The Tampa Bay Lightning signed forward Nikita Kucherov to a three-year contract worth an average of $4.766 million per year, the team announced on Tuesday.
#tblightning Nikita Kucherov on signing new three-year deal. “It’s nice to be here, and I’m happy.”
— Joe Smith (@TBTimes_JSmith) October 11, 2016
Speculation about Kucherov re-signing with the Lightning heated up late Monday morning when TSN’s Bob McKenzie reported that negotiations were intensifying, but that a deal was not imminent. This increased when the Tampa Bay Times’ Joe Smith confirmed that Kucherov was on a flight from Russia to Tampa to finalize a deal.

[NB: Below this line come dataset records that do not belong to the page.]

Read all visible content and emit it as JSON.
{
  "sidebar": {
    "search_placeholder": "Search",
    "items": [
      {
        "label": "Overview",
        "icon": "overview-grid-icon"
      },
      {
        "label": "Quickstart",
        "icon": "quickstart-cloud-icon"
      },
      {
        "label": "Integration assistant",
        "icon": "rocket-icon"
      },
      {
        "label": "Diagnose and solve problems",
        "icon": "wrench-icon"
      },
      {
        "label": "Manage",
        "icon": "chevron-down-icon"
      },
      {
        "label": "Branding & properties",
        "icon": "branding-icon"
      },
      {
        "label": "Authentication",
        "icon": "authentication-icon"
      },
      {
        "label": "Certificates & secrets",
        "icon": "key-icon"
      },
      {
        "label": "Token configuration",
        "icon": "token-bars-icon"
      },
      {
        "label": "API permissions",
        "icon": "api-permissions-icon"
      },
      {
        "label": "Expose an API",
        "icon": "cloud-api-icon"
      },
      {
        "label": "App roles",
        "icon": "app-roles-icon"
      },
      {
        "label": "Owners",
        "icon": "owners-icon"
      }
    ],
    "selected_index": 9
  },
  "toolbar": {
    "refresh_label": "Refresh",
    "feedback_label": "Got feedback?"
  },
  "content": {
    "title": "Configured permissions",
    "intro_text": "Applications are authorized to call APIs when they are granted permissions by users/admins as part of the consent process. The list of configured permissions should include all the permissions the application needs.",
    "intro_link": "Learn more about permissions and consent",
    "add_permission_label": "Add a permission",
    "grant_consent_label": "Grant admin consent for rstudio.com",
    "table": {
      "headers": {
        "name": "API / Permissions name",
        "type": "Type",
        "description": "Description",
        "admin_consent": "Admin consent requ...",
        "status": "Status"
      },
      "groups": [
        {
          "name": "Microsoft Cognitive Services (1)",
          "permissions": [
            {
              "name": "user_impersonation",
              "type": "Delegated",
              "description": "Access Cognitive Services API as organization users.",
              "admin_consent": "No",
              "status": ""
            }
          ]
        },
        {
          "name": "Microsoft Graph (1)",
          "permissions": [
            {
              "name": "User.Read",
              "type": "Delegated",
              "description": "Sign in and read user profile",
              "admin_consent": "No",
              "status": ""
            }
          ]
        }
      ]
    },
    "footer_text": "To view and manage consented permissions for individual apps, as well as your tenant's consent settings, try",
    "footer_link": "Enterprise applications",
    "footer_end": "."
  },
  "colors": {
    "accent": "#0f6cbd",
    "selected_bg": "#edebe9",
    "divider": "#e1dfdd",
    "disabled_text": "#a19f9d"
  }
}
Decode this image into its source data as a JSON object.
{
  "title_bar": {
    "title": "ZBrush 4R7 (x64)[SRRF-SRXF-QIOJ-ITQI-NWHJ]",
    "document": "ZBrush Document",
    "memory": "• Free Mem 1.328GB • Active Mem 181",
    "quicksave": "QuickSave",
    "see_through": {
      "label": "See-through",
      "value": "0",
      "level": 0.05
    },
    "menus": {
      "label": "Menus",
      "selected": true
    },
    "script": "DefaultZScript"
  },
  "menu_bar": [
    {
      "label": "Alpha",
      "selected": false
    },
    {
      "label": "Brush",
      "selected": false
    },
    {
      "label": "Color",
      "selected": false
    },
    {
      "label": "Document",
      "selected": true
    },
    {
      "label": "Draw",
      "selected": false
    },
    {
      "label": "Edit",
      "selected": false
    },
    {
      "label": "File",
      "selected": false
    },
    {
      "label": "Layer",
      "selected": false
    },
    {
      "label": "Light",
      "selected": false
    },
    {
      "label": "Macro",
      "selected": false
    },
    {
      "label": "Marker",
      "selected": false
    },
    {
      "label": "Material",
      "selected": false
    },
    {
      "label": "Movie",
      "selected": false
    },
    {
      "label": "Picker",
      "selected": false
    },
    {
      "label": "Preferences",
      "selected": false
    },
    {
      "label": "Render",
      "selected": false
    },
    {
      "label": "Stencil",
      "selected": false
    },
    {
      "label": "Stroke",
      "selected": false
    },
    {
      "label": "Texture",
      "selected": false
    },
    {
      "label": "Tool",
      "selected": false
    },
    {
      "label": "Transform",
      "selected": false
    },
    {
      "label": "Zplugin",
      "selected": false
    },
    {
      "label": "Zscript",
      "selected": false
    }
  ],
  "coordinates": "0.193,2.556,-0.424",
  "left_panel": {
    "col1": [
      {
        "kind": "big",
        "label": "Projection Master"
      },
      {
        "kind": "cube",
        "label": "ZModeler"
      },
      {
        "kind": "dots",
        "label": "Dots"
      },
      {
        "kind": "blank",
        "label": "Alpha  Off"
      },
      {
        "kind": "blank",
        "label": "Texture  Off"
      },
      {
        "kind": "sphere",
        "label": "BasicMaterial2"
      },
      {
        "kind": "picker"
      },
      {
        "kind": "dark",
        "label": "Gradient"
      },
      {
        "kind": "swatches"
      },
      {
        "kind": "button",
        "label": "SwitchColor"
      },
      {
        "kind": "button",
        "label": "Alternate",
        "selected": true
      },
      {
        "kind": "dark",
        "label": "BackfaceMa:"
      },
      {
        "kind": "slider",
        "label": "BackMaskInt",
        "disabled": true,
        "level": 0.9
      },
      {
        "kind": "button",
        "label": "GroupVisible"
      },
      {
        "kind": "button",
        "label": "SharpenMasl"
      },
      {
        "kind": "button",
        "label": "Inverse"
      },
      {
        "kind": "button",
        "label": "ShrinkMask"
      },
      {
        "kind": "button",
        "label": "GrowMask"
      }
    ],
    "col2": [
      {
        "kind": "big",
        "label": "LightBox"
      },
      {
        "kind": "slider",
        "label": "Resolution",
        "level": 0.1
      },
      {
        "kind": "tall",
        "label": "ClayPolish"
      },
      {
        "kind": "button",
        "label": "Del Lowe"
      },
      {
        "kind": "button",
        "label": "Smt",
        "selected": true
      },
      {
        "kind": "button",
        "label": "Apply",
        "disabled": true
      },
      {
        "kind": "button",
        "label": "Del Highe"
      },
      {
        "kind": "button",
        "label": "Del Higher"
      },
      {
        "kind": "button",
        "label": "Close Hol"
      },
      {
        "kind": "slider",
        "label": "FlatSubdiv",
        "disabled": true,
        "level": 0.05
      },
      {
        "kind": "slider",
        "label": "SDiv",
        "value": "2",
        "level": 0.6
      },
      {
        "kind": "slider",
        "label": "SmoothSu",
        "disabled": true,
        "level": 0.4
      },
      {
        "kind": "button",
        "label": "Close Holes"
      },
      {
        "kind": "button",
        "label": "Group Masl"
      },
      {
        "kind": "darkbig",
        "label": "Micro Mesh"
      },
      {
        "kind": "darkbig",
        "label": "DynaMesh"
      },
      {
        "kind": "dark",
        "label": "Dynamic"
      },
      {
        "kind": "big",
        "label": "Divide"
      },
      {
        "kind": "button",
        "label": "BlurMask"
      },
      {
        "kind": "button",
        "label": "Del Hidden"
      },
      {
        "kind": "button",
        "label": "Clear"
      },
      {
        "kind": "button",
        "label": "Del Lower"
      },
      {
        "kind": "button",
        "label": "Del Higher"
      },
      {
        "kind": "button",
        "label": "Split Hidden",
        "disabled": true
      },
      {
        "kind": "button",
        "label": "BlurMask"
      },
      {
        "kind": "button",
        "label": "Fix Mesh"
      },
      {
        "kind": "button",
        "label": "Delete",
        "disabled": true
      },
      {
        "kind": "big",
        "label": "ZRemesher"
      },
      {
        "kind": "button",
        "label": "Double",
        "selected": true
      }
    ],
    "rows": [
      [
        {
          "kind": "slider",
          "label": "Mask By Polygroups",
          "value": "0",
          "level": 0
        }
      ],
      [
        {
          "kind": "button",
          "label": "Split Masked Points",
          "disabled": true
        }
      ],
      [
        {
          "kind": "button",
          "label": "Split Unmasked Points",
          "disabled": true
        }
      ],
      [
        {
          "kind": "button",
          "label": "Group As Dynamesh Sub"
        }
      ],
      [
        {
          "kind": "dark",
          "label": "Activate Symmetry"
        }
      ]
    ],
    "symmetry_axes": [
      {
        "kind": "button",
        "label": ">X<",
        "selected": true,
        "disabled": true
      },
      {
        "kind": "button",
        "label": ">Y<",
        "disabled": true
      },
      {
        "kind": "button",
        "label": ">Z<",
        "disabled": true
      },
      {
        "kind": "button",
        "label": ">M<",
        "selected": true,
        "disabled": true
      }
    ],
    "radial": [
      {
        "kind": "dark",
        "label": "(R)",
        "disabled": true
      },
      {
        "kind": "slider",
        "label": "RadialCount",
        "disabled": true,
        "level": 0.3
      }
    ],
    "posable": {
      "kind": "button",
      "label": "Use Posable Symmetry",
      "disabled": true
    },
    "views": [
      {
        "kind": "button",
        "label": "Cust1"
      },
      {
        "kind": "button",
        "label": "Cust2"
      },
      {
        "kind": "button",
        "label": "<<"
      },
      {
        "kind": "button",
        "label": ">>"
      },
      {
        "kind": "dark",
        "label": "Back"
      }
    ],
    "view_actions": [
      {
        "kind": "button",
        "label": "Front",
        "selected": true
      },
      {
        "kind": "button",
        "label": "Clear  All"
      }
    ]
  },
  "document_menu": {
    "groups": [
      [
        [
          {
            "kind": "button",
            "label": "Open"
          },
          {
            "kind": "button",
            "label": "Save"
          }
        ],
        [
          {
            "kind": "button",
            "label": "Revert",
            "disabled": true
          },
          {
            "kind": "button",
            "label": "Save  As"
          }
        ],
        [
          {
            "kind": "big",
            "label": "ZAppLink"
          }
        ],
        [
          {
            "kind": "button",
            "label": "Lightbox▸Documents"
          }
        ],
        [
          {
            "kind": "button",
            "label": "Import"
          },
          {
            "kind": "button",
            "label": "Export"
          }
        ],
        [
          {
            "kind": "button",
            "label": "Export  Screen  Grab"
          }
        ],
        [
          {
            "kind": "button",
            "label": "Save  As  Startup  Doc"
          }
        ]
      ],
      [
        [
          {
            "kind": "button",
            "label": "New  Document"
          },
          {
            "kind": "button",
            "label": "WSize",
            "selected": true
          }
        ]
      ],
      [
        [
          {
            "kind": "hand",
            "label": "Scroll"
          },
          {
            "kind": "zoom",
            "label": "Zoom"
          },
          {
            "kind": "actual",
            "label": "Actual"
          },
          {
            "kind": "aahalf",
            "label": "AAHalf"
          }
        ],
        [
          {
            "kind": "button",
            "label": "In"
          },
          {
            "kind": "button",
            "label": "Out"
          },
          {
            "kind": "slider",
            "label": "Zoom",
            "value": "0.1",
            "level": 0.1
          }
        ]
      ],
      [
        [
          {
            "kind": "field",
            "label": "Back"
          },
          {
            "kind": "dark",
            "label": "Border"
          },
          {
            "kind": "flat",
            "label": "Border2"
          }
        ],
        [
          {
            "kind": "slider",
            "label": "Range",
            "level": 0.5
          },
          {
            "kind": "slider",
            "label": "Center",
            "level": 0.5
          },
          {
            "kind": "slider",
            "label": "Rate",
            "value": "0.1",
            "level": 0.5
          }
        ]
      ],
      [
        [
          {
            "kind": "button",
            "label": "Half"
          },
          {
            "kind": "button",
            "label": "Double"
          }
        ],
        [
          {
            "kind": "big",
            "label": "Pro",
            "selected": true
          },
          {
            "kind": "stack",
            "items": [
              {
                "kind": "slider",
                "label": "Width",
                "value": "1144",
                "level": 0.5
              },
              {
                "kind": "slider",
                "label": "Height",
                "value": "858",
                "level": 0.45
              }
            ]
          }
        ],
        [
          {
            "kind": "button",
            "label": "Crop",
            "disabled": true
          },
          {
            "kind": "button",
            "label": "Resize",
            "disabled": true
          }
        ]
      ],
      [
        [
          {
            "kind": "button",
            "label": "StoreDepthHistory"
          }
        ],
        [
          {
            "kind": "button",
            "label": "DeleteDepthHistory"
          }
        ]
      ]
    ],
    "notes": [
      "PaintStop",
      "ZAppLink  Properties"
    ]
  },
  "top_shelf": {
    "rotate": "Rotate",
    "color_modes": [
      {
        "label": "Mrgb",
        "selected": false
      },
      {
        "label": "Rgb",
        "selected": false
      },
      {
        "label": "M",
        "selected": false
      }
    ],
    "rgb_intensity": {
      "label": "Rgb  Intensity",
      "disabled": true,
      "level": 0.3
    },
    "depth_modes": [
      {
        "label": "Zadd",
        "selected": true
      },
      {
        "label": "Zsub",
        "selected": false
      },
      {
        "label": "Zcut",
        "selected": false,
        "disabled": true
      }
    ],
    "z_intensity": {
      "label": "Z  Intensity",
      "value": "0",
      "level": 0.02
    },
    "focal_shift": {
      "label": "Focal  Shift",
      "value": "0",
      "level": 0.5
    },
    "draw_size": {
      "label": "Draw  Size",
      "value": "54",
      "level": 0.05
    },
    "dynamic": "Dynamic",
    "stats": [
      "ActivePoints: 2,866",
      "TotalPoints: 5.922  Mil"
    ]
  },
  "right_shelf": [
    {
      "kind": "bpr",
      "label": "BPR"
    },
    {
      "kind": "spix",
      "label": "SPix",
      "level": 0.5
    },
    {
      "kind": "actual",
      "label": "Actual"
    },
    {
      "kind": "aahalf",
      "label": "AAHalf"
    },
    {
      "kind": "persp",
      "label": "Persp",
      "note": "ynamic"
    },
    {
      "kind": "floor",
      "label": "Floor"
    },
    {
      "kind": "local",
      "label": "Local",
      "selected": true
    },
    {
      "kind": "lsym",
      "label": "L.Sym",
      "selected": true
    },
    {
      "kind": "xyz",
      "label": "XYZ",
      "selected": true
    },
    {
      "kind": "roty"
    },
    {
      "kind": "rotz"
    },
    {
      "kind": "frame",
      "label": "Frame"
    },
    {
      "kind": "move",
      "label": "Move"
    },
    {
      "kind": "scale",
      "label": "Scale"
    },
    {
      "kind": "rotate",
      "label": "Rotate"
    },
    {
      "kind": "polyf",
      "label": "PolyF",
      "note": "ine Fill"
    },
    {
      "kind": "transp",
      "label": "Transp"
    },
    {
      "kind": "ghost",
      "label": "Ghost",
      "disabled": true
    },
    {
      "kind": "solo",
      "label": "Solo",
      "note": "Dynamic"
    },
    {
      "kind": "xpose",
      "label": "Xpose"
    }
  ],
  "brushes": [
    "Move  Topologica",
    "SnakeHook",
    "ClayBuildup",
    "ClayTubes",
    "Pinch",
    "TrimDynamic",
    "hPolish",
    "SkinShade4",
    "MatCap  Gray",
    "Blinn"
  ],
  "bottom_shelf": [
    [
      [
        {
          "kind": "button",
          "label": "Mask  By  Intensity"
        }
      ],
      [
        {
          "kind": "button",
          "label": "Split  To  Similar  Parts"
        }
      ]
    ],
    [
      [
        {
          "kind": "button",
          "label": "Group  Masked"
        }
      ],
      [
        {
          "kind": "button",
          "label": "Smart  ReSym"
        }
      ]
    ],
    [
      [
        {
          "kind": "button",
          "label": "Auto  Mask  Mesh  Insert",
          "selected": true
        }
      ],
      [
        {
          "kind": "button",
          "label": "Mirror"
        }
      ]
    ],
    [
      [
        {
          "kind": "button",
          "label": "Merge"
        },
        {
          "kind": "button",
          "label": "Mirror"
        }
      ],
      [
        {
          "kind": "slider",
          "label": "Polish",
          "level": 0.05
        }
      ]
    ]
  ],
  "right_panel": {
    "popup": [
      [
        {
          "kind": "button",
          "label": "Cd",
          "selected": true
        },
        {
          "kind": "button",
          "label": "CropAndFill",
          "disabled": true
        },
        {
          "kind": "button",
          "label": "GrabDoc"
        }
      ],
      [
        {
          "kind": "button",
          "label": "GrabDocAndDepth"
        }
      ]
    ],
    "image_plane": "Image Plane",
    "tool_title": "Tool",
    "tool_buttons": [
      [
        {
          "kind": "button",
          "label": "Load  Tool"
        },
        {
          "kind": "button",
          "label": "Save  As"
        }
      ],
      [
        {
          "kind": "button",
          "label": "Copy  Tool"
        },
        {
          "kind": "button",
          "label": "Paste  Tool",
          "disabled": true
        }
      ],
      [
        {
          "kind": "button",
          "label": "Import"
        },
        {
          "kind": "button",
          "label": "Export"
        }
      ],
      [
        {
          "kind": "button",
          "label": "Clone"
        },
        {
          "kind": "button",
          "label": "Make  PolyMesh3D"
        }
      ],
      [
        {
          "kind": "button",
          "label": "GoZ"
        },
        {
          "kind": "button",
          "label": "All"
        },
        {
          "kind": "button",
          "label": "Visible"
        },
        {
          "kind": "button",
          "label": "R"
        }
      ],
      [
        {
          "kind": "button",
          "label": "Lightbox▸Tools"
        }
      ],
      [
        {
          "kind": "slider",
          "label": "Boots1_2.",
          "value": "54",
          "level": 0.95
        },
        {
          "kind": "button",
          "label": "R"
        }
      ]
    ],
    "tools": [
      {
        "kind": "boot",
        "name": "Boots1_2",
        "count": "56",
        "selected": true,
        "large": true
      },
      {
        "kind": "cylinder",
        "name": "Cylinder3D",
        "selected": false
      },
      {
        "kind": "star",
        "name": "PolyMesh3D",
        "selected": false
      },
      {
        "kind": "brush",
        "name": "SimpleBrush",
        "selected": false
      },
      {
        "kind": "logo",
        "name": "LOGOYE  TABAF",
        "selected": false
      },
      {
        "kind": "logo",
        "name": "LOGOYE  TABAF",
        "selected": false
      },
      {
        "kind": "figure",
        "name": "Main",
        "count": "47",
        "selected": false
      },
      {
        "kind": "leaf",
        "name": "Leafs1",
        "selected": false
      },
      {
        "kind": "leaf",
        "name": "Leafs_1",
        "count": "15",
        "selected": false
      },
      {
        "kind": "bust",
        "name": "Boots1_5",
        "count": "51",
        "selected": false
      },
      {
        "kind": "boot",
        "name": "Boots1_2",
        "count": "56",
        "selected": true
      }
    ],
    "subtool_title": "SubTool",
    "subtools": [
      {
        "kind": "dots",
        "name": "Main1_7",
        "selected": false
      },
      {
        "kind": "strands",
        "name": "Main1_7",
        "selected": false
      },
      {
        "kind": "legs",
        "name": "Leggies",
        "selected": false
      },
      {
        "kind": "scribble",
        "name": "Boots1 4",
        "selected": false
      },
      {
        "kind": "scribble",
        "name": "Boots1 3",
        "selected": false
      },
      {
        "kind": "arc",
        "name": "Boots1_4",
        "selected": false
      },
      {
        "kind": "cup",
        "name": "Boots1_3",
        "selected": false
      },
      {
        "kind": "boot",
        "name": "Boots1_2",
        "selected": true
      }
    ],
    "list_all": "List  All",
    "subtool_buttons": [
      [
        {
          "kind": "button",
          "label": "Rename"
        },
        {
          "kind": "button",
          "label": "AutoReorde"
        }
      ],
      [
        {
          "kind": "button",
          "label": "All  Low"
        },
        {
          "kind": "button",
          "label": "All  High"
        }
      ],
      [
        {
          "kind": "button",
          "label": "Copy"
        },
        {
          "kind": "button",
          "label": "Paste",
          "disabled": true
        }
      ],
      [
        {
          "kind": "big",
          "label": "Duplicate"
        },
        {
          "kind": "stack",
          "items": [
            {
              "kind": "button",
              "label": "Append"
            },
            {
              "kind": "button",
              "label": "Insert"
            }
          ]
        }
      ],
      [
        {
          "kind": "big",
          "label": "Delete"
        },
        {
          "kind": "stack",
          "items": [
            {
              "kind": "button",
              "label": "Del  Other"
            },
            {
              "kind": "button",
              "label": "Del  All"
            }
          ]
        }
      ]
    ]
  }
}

The three-year term is a bridge deal for the Russian forward, and his $4.766 average annual salary is far less than had been originally expected for Kucherov, given the market for a free agent of his caliber. Kucherov could have reasonably commanded a term of at least six years and more than $6 million per season, but the reality of the Lightning’s salary cap situation was that the team could not afford it absent a trade to move some salary. The Lightning had approximately $5.5 million in remaining cap space as Yzerman negotiated Kucherov’s contract extension.
While an offer sheet from another team was always a possibility, the Lightning would have had the opportunity to match it. However, this would have put the Lightning in a major pinch given the need to be cap-compliant by the NHL’s deadline to submit each team’s 23-man roster by Tuesday at 5 pm ET. After Kucherov’s contract, the team is approximately $780,800 under the NHL’s $73 million salary cap, according to Capfriendly.com.
With a three-year deal, Kucherov has the ability to sign a long-term contract with the Lightning after the 2017-18 season. This may be a challenge for the Lightning, depending upon who the team is able to hold onto past this season, as Jonathan Drouin, Tyler Johnson and Ondrej Palat are each set to become restricted free agents on July 1st when their respective entry-level contracts expire. The trio will be up for substantial pay raises as Yzerman attempts to navigate what will be significant salary cap constraints for the second straight summer.
Kucherov has averaged nearly 30 goals per season in each of the past two regular seasons and has scored 22 goals and 20 assists in 45 career playoff games. In 2015-16, he led the Lightning with 66 points during the regular season and was second in goals with 30. He followed by leading the team with 11 goals and 19 points in 17 playoff contests.
Kucherov’s bridge deal means he is playing for less than his market value in each of the next three seasons, but if he can be even remotely as productive as he has been the past two campaigns, he sets himself up for a major payday if he reaches restricted free agency after 2018-19. He would be 26-years-old with arbitration rights and just one year from becoming an unrestricted free agent.
The 5’11, 178-pound forward would hypothetically be six years into a productive NHL career and a demand for $8 million or more is not unreasonable. Steven Stamkos decided to forego restricted free agency earlier this summer to sign an eight-year, $68 million deal as a 26-year-old center to stay in Tampa Bay.
Kucherov’s decision to re-sign with the Lightning caps an eventful summer for the club, after re-signing Stamkos, Allex Killorn and other free agents, while also being able to lock-in defenseman Victor Hedman before he reached unrestricted free agency at the end of this season and goaltender Andrei Vasilevskiy before he reached restricted free agent status.
While Yzerman will certainly face a whole new set of challenges as he looks towards the future, the good news in the present is that the Lightning will open 2016-17 against the Detroit Red Wings on Oct. 13 with virtually the same roster it has had in each of the past two seasons.